The unique problem for Britain is that we have shed the worst prime minister of modern times but not the disaster she attempted to manage. May’s manifest unsuitability for her job helped shield the far more fundamental truth: that Brexit itself is the country’s catastrophe. May could be replaced by Winston Churchill and the outcome would still prove unacceptable to Leavers, Remainers and parliament.

Consider the months of futility which await us. May will cling on (if her party allows her) for two more weeks, in which she will preside over the likely routing in the European elections and Peterborough by-election, and the agony of Donald Trump’s state visit, just the third ever by a US president.
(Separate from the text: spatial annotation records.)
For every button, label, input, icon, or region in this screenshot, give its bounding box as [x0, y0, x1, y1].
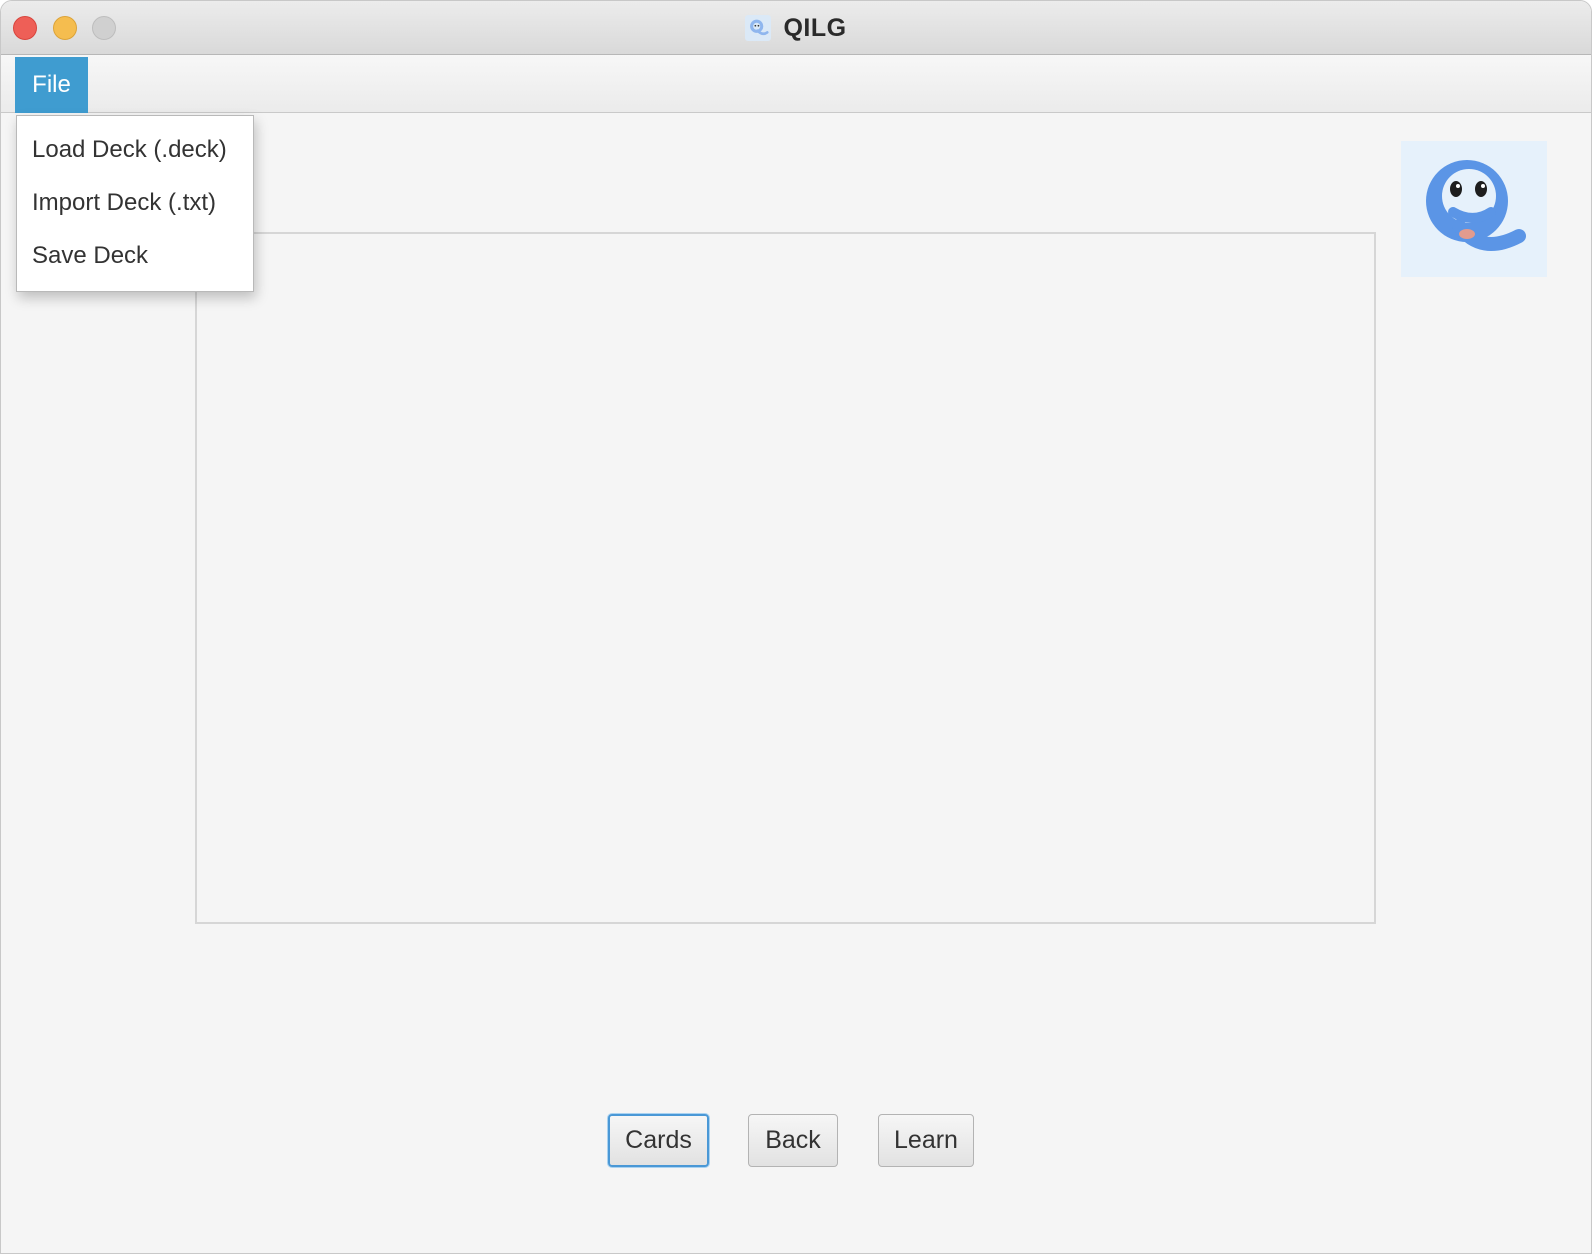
- card-display-panel: [195, 232, 1376, 924]
- menu-item-load-deck[interactable]: Load Deck (.deck): [17, 130, 253, 183]
- menu-bar: File: [1, 55, 1591, 113]
- window-title-group: QILG: [1, 1, 1591, 55]
- file-menu[interactable]: File: [15, 57, 88, 113]
- title-bar: QILG: [1, 1, 1591, 55]
- learn-button[interactable]: Learn: [878, 1114, 974, 1167]
- app-title-icon: [745, 15, 772, 41]
- file-menu-dropdown: Load Deck (.deck) Import Deck (.txt) Sav…: [16, 115, 254, 292]
- window-title: QILG: [783, 13, 847, 42]
- menu-item-import-deck[interactable]: Import Deck (.txt): [17, 183, 253, 236]
- app-window: QILG File Load Deck (.deck) Import Deck …: [0, 0, 1592, 1254]
- qilg-mascot-icon: [1426, 160, 1526, 251]
- back-button[interactable]: Back: [748, 1114, 838, 1167]
- cards-button[interactable]: Cards: [608, 1114, 709, 1167]
- menu-item-save-deck[interactable]: Save Deck: [17, 236, 253, 289]
- app-logo: [1401, 141, 1547, 277]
In normal times it would be unthinkable for a British prime minister to host such an important bilateral summit after she has already resigned, and the visit (which would already have been excruciating) will prove almost unendurably humiliating. These are not normal times.

May will resign on 7th June, and immediately afterwards the self-indulgent navel-gazing begins. The Tory leadership campaign will expose the party as overwhelmingly pro-Brexit. The next prime minister will likely favour a destructive departure or no-deal, because that is the preoccupation of the Tory membership. There would be no going back from that: the party would be unelectable for a generation.
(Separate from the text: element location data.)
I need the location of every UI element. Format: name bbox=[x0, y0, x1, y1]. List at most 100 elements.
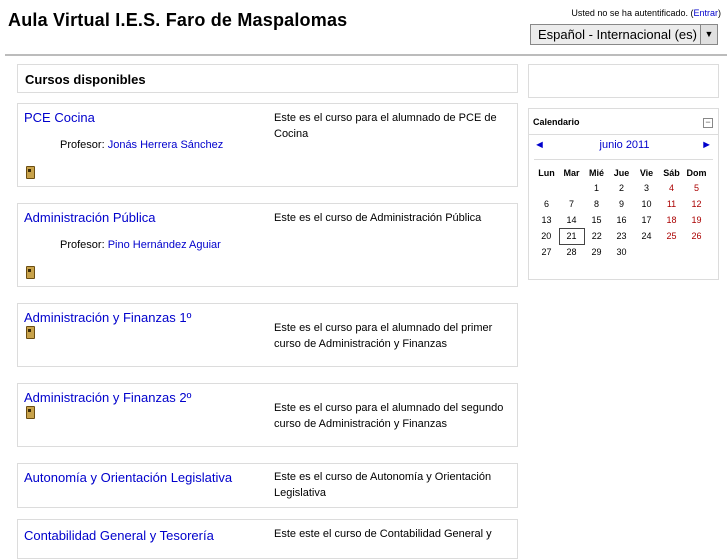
calendar-day[interactable]: 25 bbox=[659, 228, 684, 244]
calendar-weekday: Sáb bbox=[663, 168, 680, 178]
course-item: Administración y Finanzas 1º Este es el … bbox=[17, 303, 518, 367]
calendar-day[interactable]: 26 bbox=[684, 228, 709, 244]
course-item: Administración Pública Profesor: Pino He… bbox=[17, 203, 518, 287]
calendar-weekday: Dom bbox=[686, 168, 707, 178]
calendar-weekday: Jue bbox=[613, 168, 630, 178]
calendar-day[interactable]: 9 bbox=[609, 196, 634, 212]
course-summary: Este es el curso para el alumnado del se… bbox=[274, 402, 504, 430]
course-link[interactable]: Administración y Finanzas 1º bbox=[24, 310, 191, 325]
calendar-day[interactable]: 15 bbox=[584, 212, 609, 228]
guest-access-icon bbox=[26, 166, 35, 179]
course-link[interactable]: Contabilidad General y Tesorería bbox=[24, 528, 214, 543]
calendar-day[interactable]: 19 bbox=[684, 212, 709, 228]
calendar-day[interactable]: 22 bbox=[584, 228, 609, 244]
calendar-block: Calendario − junio 2011 ◄ ► Lun Mar Mié Jue… bbox=[528, 108, 719, 280]
calendar-day[interactable]: 1 bbox=[584, 180, 609, 196]
login-status-text: Usted no se ha autentificado. ( bbox=[571, 8, 694, 18]
calendar-weekday: Vie bbox=[639, 168, 654, 178]
calendar-day[interactable]: 28 bbox=[559, 244, 584, 260]
login-status-close: ) bbox=[718, 8, 721, 18]
guest-access-icon bbox=[26, 266, 35, 279]
calendar-weekday: Mar bbox=[563, 168, 580, 178]
calendar-day[interactable]: 5 bbox=[684, 180, 709, 196]
calendar-week: 20 21 22 23 24 25 26 bbox=[534, 227, 709, 245]
teacher-link[interactable]: Jonás Herrera Sánchez bbox=[108, 139, 224, 151]
calendar-day[interactable]: 18 bbox=[659, 212, 684, 228]
available-courses-heading: Cursos disponibles bbox=[17, 64, 518, 93]
calendar-empty-cell bbox=[634, 244, 659, 260]
calendar-title: Calendario bbox=[533, 117, 580, 127]
collapse-icon[interactable]: − bbox=[703, 118, 713, 128]
course-item: PCE Cocina Profesor: Jonás Herrera Sánch… bbox=[17, 103, 518, 187]
calendar-day[interactable]: 12 bbox=[684, 196, 709, 212]
calendar-divider bbox=[534, 159, 713, 160]
language-select-value: Español - Internacional (es) bbox=[538, 27, 697, 42]
page-header: Aula Virtual I.E.S. Faro de Maspalomas U… bbox=[0, 0, 727, 56]
calendar-empty-cell bbox=[659, 244, 684, 260]
calendar-title-divider bbox=[529, 134, 718, 135]
calendar-day[interactable]: 20 bbox=[534, 228, 559, 244]
calendar-weekday: Mié bbox=[588, 168, 604, 178]
course-link[interactable]: Autonomía y Orientación Legislativa bbox=[24, 470, 232, 485]
calendar-day[interactable]: 24 bbox=[634, 228, 659, 244]
course-link[interactable]: PCE Cocina bbox=[24, 110, 95, 125]
course-item: Administración y Finanzas 2º Este es el … bbox=[17, 383, 518, 447]
available-courses-title: Cursos disponibles bbox=[25, 72, 146, 87]
calendar-week: 27 28 29 30 bbox=[534, 244, 709, 260]
calendar-week: 13 14 15 16 17 18 19 bbox=[534, 212, 709, 228]
teacher-label: Profesor: bbox=[60, 239, 105, 251]
calendar-day[interactable]: 29 bbox=[584, 244, 609, 260]
next-month-icon[interactable]: ► bbox=[701, 139, 712, 151]
course-link[interactable]: Administración y Finanzas 2º bbox=[24, 390, 191, 405]
course-teacher: Profesor: Jonás Herrera Sánchez bbox=[60, 139, 223, 151]
course-teacher: Profesor: Pino Hernández Aguiar bbox=[60, 239, 221, 251]
course-link[interactable]: Administración Pública bbox=[24, 210, 156, 225]
calendar-day[interactable]: 16 bbox=[609, 212, 634, 228]
teacher-link[interactable]: Pino Hernández Aguiar bbox=[108, 239, 221, 251]
course-summary: Este es el curso de Administración Públi… bbox=[274, 212, 482, 224]
login-info: Usted no se ha autentificado. (Entrar) bbox=[571, 8, 721, 18]
calendar-weekday: Lun bbox=[538, 168, 555, 178]
calendar-day[interactable]: 30 bbox=[609, 244, 634, 260]
calendar-month[interactable]: junio 2011 bbox=[600, 139, 650, 151]
course-summary: Este es el curso para el alumnado del pr… bbox=[274, 322, 493, 350]
calendar-today[interactable]: 21 bbox=[558, 227, 585, 245]
calendar-weekday-row: Lun Mar Mié Jue Vie Sáb Dom bbox=[534, 166, 709, 180]
calendar-day[interactable]: 10 bbox=[634, 196, 659, 212]
side-block bbox=[528, 64, 719, 98]
language-select[interactable]: Español - Internacional (es) ▼ bbox=[530, 24, 718, 45]
login-link[interactable]: Entrar bbox=[693, 8, 718, 18]
course-item: Contabilidad General y Tesorería Este es… bbox=[17, 519, 518, 559]
calendar-day[interactable]: 6 bbox=[534, 196, 559, 212]
calendar-month-link: junio 2011 bbox=[529, 139, 720, 151]
calendar-day[interactable]: 27 bbox=[534, 244, 559, 260]
calendar-day[interactable]: 4 bbox=[659, 180, 684, 196]
calendar-day[interactable]: 3 bbox=[634, 180, 659, 196]
guest-access-icon bbox=[26, 406, 35, 419]
teacher-label: Profesor: bbox=[60, 139, 105, 151]
calendar-week: 12345 bbox=[534, 180, 709, 196]
calendar-week: 6 7 8 9 10 11 12 bbox=[534, 196, 709, 212]
calendar-empty-cell bbox=[684, 244, 709, 260]
course-summary: Este es el curso para el alumnado de PCE… bbox=[274, 112, 497, 140]
chevron-down-icon[interactable]: ▼ bbox=[700, 25, 717, 44]
calendar-day[interactable]: 7 bbox=[559, 196, 584, 212]
course-summary: Este este el curso de Contabilidad Gener… bbox=[274, 528, 492, 540]
calendar-day[interactable]: 17 bbox=[634, 212, 659, 228]
calendar-day[interactable]: 8 bbox=[584, 196, 609, 212]
course-item: Autonomía y Orientación Legislativa Este… bbox=[17, 463, 518, 508]
calendar-empty-cell bbox=[559, 180, 584, 196]
previous-month-icon[interactable]: ◄ bbox=[534, 139, 545, 151]
calendar-grid: Lun Mar Mié Jue Vie Sáb Dom 1 2 3 4 5 6 7 8 9 10 11 12 13 1… bbox=[534, 166, 710, 260]
calendar-days: 1 2 3 4 5 6 7 8 9 10 11 12 13 14 15 16 17 18 19 20 21 22 23 24 2… bbox=[534, 180, 709, 260]
calendar-empty-cell bbox=[534, 180, 559, 196]
calendar-day[interactable]: 14 bbox=[559, 212, 584, 228]
course-summary: Este es el curso de Autonomía y Orientac… bbox=[274, 471, 492, 499]
guest-access-icon bbox=[26, 326, 35, 339]
header-divider bbox=[5, 54, 727, 56]
site-title: Aula Virtual I.E.S. Faro de Maspalomas bbox=[8, 10, 348, 30]
calendar-day[interactable]: 2 bbox=[609, 180, 634, 196]
calendar-day[interactable]: 11 bbox=[659, 196, 684, 212]
calendar-day[interactable]: 23 bbox=[609, 228, 634, 244]
calendar-day[interactable]: 13 bbox=[534, 212, 559, 228]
In the short term, the new PM should be in place by the summer recess, and bed in until September, as May herself did in the “phoney war” of 2016. Then parliament will gather for a few weeks, before quickly breaking up again for the conference season. And so at the start of October, the PM will announce his or her brilliant new plan for Brexit, no doubt involving a comprehensive renegotiation of the backstop followed by a resounding endorsement in parliament and tropically sunlit uplands forever more. Conference will cheer its new patriot hero to the rafters.
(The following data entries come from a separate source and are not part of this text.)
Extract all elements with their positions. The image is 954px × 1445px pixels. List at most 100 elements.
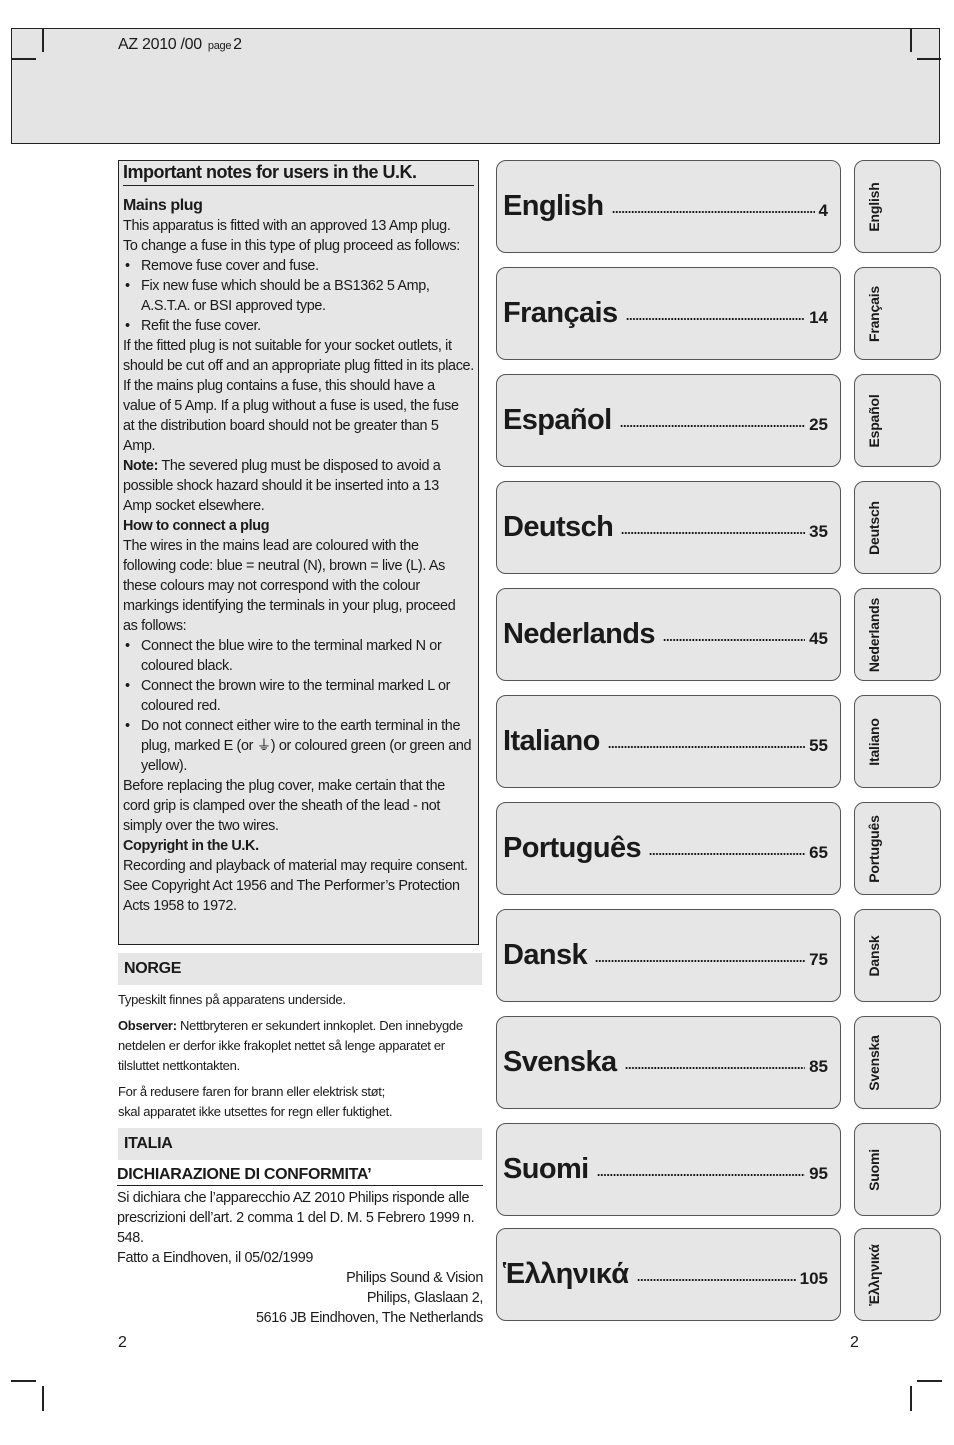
crop-mark	[42, 1386, 44, 1411]
language-side-tab[interactable]: Ἑλληνικά	[854, 1228, 941, 1321]
fuse-step: Refit the fuse cover.	[123, 316, 474, 336]
model-number: AZ 2010 /00	[118, 36, 202, 53]
language-entry[interactable]: Italiano 55	[496, 695, 841, 788]
side-tab-label: Italiano	[866, 717, 882, 766]
side-tab-label: Nederlands	[866, 597, 882, 672]
language-name: Español	[503, 404, 612, 436]
intro-line: To change a fuse in this type of plug pr…	[123, 238, 460, 254]
language-name: Suomi	[503, 1153, 589, 1185]
language-page-number: 105	[799, 1268, 828, 1288]
side-tab-label: Svenska	[866, 1034, 882, 1091]
note-text: The severed plug must be disposed to avo…	[123, 458, 441, 514]
language-entry[interactable]: Nederlands 45	[496, 588, 841, 681]
norge-observer: Observer: Nettbryteren er sekundert innk…	[118, 1016, 488, 1076]
side-tab-label: Dansk	[866, 934, 882, 977]
dot-leader	[624, 1065, 806, 1070]
dot-leader	[619, 423, 806, 428]
language-entry[interactable]: Français 14	[496, 267, 841, 360]
language-entry[interactable]: Ἑλληνικά 105	[496, 1228, 841, 1321]
header-title: AZ 2010 /00 page 2	[118, 36, 242, 54]
dot-leader	[621, 530, 806, 535]
norge-text: Typeskilt finnes på apparatens underside…	[118, 990, 488, 1128]
side-tab-label: English	[866, 181, 882, 232]
language-side-tab[interactable]: Deutsch	[854, 481, 941, 574]
not-suitable-paragraph: If the fitted plug is not suitable for y…	[123, 338, 474, 374]
crop-mark	[910, 1386, 912, 1411]
norge-line: Typeskilt finnes på apparatens underside…	[118, 992, 346, 1007]
dot-leader	[611, 209, 815, 214]
language-side-tab[interactable]: Dansk	[854, 909, 941, 1002]
language-page-number: 95	[809, 1163, 828, 1183]
language-entry[interactable]: Dansk 75	[496, 909, 841, 1002]
language-side-tab[interactable]: Svenska	[854, 1016, 941, 1109]
declaration-text: Si dichiara che l’apparecchio AZ 2010 Ph…	[117, 1190, 475, 1246]
dot-leader	[649, 851, 806, 856]
norge-heading: NORGE	[118, 953, 482, 985]
dot-leader	[607, 744, 806, 749]
side-tab-label: Ἑλληνικά	[866, 1243, 882, 1306]
declaration-signed: Fatto a Eindhoven, il 05/02/1999	[117, 1250, 314, 1266]
side-tab-label: Suomi	[866, 1148, 882, 1191]
language-page-number: 14	[809, 307, 828, 327]
language-side-tab[interactable]: English	[854, 160, 941, 253]
language-page-number: 55	[809, 735, 828, 755]
language-page-number: 65	[809, 842, 828, 862]
page-label: page	[207, 40, 232, 52]
fuse-step: Fix new fuse which should be a BS1362 5 …	[123, 276, 474, 316]
crop-mark	[11, 58, 36, 60]
norge-warning: For å redusere faren for brann eller ele…	[118, 1082, 488, 1122]
page-number-right: 2	[850, 1334, 859, 1351]
page-number-left: 2	[118, 1334, 127, 1351]
declaration-body: Si dichiara che l’apparecchio AZ 2010 Ph…	[117, 1188, 483, 1328]
language-page-number: 25	[809, 414, 828, 434]
note-label: Note:	[123, 458, 159, 474]
language-side-tab[interactable]: Nederlands	[854, 588, 941, 681]
address-line: Philips, Glaslaan 2,	[366, 1290, 484, 1306]
side-tab-label: Español	[866, 393, 882, 448]
language-name: Nederlands	[503, 618, 656, 650]
language-side-tab[interactable]: Suomi	[854, 1123, 941, 1216]
crop-mark	[917, 1380, 942, 1382]
connect-plug-heading: How to connect a plug	[123, 518, 270, 534]
language-entry[interactable]: Português 65	[496, 802, 841, 895]
crop-mark	[11, 1380, 36, 1382]
language-entry[interactable]: Español 25	[496, 374, 841, 467]
language-entry[interactable]: English 4	[496, 160, 841, 253]
language-page-number: 75	[809, 949, 828, 969]
language-side-tab[interactable]: Español	[854, 374, 941, 467]
copyright-heading: Copyright in the U.K.	[123, 838, 259, 854]
language-name: Dansk	[503, 939, 588, 971]
observer-label: Observer:	[118, 1018, 177, 1033]
language-page-number: 4	[818, 200, 828, 220]
language-side-tab[interactable]: Italiano	[854, 695, 941, 788]
uk-notes-box: Important notes for users in the U.K. Ma…	[118, 160, 479, 945]
mains-plug-heading: Mains plug	[123, 197, 203, 214]
dot-leader	[662, 637, 806, 642]
language-side-tab[interactable]: Português	[854, 802, 941, 895]
uk-notes-body: This apparatus is fitted with an approve…	[123, 216, 474, 916]
dot-leader	[636, 1277, 796, 1282]
warning-line: For å redusere faren for brann eller ele…	[118, 1084, 385, 1099]
language-entry[interactable]: Suomi 95	[496, 1123, 841, 1216]
connect-step: Connect the brown wire to the terminal m…	[123, 676, 474, 716]
declaration-title: DICHIARAZIONE DI CONFORMITA’	[117, 1166, 483, 1186]
crop-mark	[917, 58, 941, 60]
address-line: 5616 JB Eindhoven, The Netherlands	[255, 1310, 483, 1326]
copyright-text: Recording and playback of material may r…	[123, 858, 468, 914]
language-name: Svenska	[503, 1046, 617, 1078]
language-name: Ἑλληνικά	[503, 1258, 629, 1290]
crop-mark	[910, 28, 912, 52]
language-name: Deutsch	[503, 511, 614, 543]
language-name: Italiano	[503, 725, 600, 757]
italia-heading: ITALIA	[118, 1128, 482, 1160]
connect-step: Do not connect either wire to the earth …	[123, 716, 474, 776]
language-entry[interactable]: Deutsch 35	[496, 481, 841, 574]
fuse-value-paragraph: If the mains plug contains a fuse, this …	[123, 378, 459, 454]
language-entry[interactable]: Svenska 85	[496, 1016, 841, 1109]
side-tab-label: Português	[866, 814, 882, 883]
language-side-tab[interactable]: Français	[854, 267, 941, 360]
header-page-number: 2	[233, 36, 242, 53]
language-name: Français	[503, 297, 618, 329]
fuse-step: Remove fuse cover and fuse.	[123, 256, 474, 276]
intro-line: This apparatus is fitted with an approve…	[123, 218, 451, 234]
The upshot to this is that we will not be leaving the EU on 31st October. There will simply be no time to negotiate. And so, hilariously, the first significant act of a prime minister elected to take Britain out of the EU will be to ask the EU to stay in it. If the prime minister declined to request such an extension, parliament would resurrect the Cooper bill and simply force them.

What next? The truth, of course, is that no renegotiation could ever save a new PM. The Brexit power dynamic will not change, and neither will the backstop. The EU is prepared to alter the political declaration to include commitments to a permanent customs union or membership of the single market or both. But that would be anathema to the next Tory leader. The EU is, naturally, also prepared to revert to its initial backstop proposal, and limit it just to Northern Ireland. That would involve different tariffs and comprehensive customs checks between Northern Ireland and Great Britain. The PM might accept that but parliament never would. It would tear the Conservative and Unionist party apart.

When the EU approved the Brexit extension in April, European Council president Donald Tusk warned Britain “not to waste this time.” But that is all a new prime minister can do. They cannot put the current Withdrawal Agreement Bill back to parliament, because parliament has already signalled it will reject it. And so they will have to alter it. But how? If it includes the backstop, the DUP and hard-Brexit fringe will oppose it. If it doesn’t include a pledge for a referendum, the SNP, Change UK, Lib Dems and most of the Labour Party will.

So what is left? The leader could attempt to pivot to no-deal. No doubt they will have insisted for many months that such an outcome would be tolerable or even desirable. But there was no parliamentary appetite for self-immolation before and there will be none now. Any prime minister who sought to drive us off the cliff would be ejected before they even switched on the engine.

And so the end of this story is that nothing in it has changed. The new PM will be unable to pass the current deal through parliament, unable to renegotiate a new deal with Brussels, and unable to take us out of the EU with no deal at all. The Tory Party will be trapped in a hell entirely of its own making. Worse still, May will no longer be there to absorb the shock. Having successfully defenestrated their scapegoat, her successor will have to apportion blame closer to home.

Then finally, the truth. Brexit cannot be resolved because it was never meant to be. After three years and two defeated prime ministers, it lays waste to everything before it. The next prime minister will confront the same reality and the same disaster. The only roads out are a general election, which promises oblivion for the Tories and possibly also Labour, or a second referendum, which promises torture for the whole country. Until our leaders have the bravery to admit Brexit can’t be finished, Brexit will finish them.